Earlier this year farmers blamed the January and February flood damage on poor management at the Environment Agency and said waterways should have been dredged and looked after more in the past.
Cattle farmer Brian Franklin, of Moorlands Farm in Murcot near Kidlington, said he had to sell 40 cows last month as he could no longer afford to feed them without grass.
He said: “The ground has to dry. You cannot pull the plug out and use it the next day.”
Mr Franklin, 68, said he now has 90 left and would not make as much money when it came to sell them.
The same flooded field in February.
He said: “We don’t want to sell any more if we can help it. We will be lucky to break even this year.”

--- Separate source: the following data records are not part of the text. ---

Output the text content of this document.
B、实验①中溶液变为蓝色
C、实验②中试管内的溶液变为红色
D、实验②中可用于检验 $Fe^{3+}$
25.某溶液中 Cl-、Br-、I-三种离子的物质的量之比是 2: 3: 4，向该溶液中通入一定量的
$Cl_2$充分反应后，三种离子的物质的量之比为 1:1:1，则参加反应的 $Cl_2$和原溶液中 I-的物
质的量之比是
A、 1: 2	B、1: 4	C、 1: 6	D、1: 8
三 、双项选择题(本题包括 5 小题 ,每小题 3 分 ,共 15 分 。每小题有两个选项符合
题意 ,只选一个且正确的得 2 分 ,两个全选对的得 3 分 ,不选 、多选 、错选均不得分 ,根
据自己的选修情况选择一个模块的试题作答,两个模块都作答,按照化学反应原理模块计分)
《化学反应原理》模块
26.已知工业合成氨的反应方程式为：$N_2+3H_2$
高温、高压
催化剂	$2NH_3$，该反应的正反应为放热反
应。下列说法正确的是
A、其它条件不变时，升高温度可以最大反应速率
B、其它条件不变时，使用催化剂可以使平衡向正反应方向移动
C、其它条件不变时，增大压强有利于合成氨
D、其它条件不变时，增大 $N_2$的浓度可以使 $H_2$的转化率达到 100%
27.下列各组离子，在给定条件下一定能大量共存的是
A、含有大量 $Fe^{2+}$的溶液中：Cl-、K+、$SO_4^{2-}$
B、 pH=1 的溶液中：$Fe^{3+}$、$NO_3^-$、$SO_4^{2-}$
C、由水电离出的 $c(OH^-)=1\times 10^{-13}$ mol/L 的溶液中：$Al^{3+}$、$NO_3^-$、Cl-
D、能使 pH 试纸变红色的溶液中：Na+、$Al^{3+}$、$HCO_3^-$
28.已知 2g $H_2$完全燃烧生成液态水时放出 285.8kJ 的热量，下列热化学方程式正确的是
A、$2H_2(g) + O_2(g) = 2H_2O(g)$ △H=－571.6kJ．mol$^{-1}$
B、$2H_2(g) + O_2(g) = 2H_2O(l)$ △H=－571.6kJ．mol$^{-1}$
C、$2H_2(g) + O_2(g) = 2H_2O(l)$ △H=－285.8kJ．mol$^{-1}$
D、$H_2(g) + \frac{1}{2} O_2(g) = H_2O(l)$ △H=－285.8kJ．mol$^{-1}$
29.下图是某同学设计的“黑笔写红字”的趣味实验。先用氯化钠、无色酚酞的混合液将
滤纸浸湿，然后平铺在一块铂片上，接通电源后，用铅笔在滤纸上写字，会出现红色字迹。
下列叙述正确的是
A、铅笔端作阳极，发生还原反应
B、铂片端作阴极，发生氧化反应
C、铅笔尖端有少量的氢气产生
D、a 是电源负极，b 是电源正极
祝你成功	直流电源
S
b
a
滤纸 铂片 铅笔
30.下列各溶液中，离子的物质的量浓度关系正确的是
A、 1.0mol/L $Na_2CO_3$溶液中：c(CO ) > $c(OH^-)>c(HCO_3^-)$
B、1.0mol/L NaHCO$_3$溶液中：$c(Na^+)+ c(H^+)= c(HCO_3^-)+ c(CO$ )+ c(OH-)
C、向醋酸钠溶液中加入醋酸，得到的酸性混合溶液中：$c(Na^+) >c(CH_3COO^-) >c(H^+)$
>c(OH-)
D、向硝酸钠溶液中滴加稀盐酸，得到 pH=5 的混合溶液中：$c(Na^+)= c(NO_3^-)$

Prime Minister David Cameron announced the £10m Farming Recovery Fund on a visit to a flooded Bampton farm in February. But county farmers said it was not enough and the conditions for bids were too restrictive. Terry Moore, of Otmoor Farm in Horton-cum-Studley, said his cattle were still being kept inside and were unlikely to be turned out soon.
He said: “The flood water has all gone away now but unfortunately there is still a lot of standing water on the field at the moment.
“We need a lot of sunshine and water to dry it up. It is a big mess.”
He said he had sold 12 cows last month and now had 50 left. He said usually at this point in the year he could have three times that out on his land. And he also said he would be lucky not to make a loss this year.
He called on the Environment Agency to do more to prevent flooding, adding: “Until they clear out a lot of those rivers going through Oxford our water is still not going to flow through.”
Wytham crop, sheep and cattle farmer Mike Gooding said 450 acres of his land was under water during the floods.
But he said he never relied on his flood plain land between the months of November and April due to the flood threat.
He said there were a range of options to help cut flooding, including dredging the Thames north of Oxford and also creating a £123m flood relief channel to the west of Oxford.
But the 49-year-old said: “We do seriously need to learn from this because these events are becoming more frequent.”
Environment Agency spokesman Ash Dobson said “We have spent £2.5million desilting and dredging channels, increasing the capacity of structures and providing temporary defences in the form of demountable flood barriers.”